Вошел Мишка в наброшенном на плечи махровом халате желтого цвета. Встал у стола, упер руки в бока.

— Ну чего, опять?! — проворчал он то ли рассерженно, то ли в шутку. — Чего ты служивого травишь своими комплексами?! Он же здоровый малый! А ты дура и истеричка! Закомплексованная до предела, вот и все!

— Отстань от нее, не то в рожу схлопочешь! — предупредил Николай.

— Ой, ой, заступничек! — Мишка рассмеялся, сел на стул, запахнулся. — Да она мне раз по десять на дню выдает эту проповедь, понял?! У меня от нее кишки слипаются!

— Заткнись! — крикнул Николай.

— Да пусть, пусть говорит, — тихо вставила она. — Что бы ни говорили, как бы ни называли, лишь бы только были сами, и все!

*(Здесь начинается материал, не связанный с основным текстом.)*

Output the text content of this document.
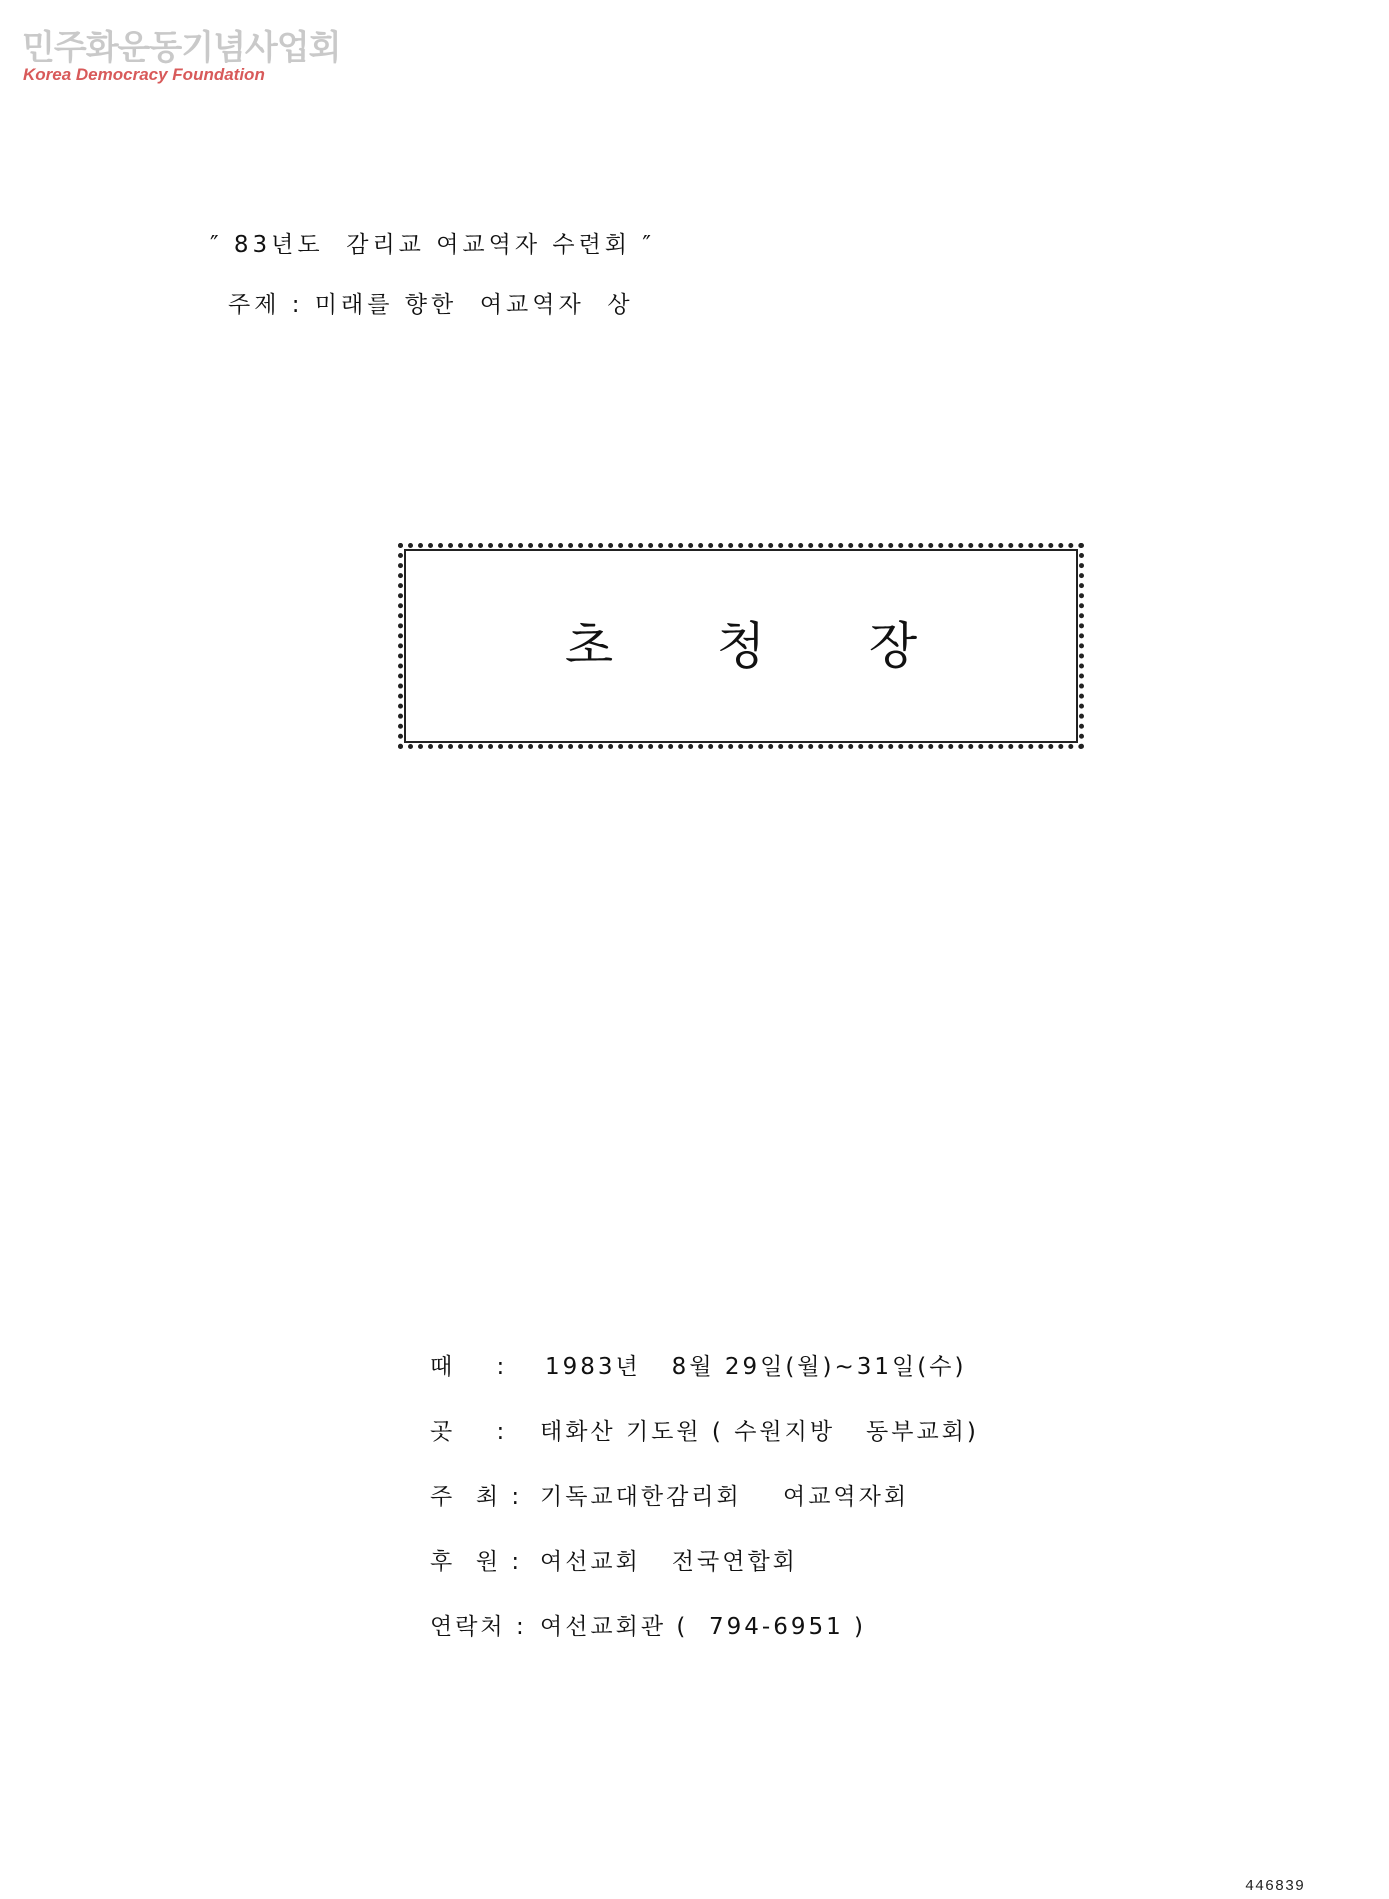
민주화운동기념사업회
Korea Democracy Foundation
″ 83년도  감리교 여교역자 수련회 ″
주제 : 미래를 향한  여교역자  상
초 청 장
때    : 1983년   8월 29일(월)~31일(수)
곳    : 태화산 기도원 ( 수원지방   동부교회)
주  최 : 기독교대한감리회    여교역자회
후  원 : 여선교회   전국연합회
연락처 : 여선교회관 (  794-6951 )
446839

Остальное — ерунда!

— Ну, а коли так, — заключил Мишка, — пошли чай пить?

Валентина Петровна встала сразу, словно ждала этой команды. Она уже была весела и подтянута.

— Чайку с удовольствием попьем! Пошли, Коля! — Она потянула его к двери.

Но он остановился, вырвался, поднял брюки, рубаху, стал натягивать на себя — без спешки, с остановками, закидывая голову вверх, оглядывая давно не беленный потолок, тусклые обои, обшарпанный шкаф, этот нелепый стол — да, все здесь говорило, кричало о беспросветном и несладком девичьем царстве, не врала хозяйка! Нет, не врала, да и как можно так врать! Это был какой-то неистовый, нечеловеческий выплеск накопившегося. Николаю вдруг показалось, что он со всеми своими притязаниями на ее сестру, не любящую его, избегающую его, нелеп и смешон, что ему надо оставить эту глупую затею, не переходить дорогу Сергею! Пусть! Пусть они делают что хотят! И он глубоко вздохнул, потянулся. Но тут же врожденное упрямство затмило мозг — нет, нельзя сдаваться так вот, запросто! Он еще повоюет!

Валентина Петровна ухватила его за локоть.

— Ну пойдем же! Копуша! — Она рассмеялась совсем тихо, очень добро. И шепнула на ухо с мольбой, нараспев: Коля, ну ты сам понимаешь… да? Нет? После всего, что было у нас, не надо больше приставать к Любе, ладно? Ну, это ведь будет просто не красиво и не по-мужски, это будет какой-то пошлый опереточный сюжет. Я тебя очень прошу — не ходи к ней никогда, ладно?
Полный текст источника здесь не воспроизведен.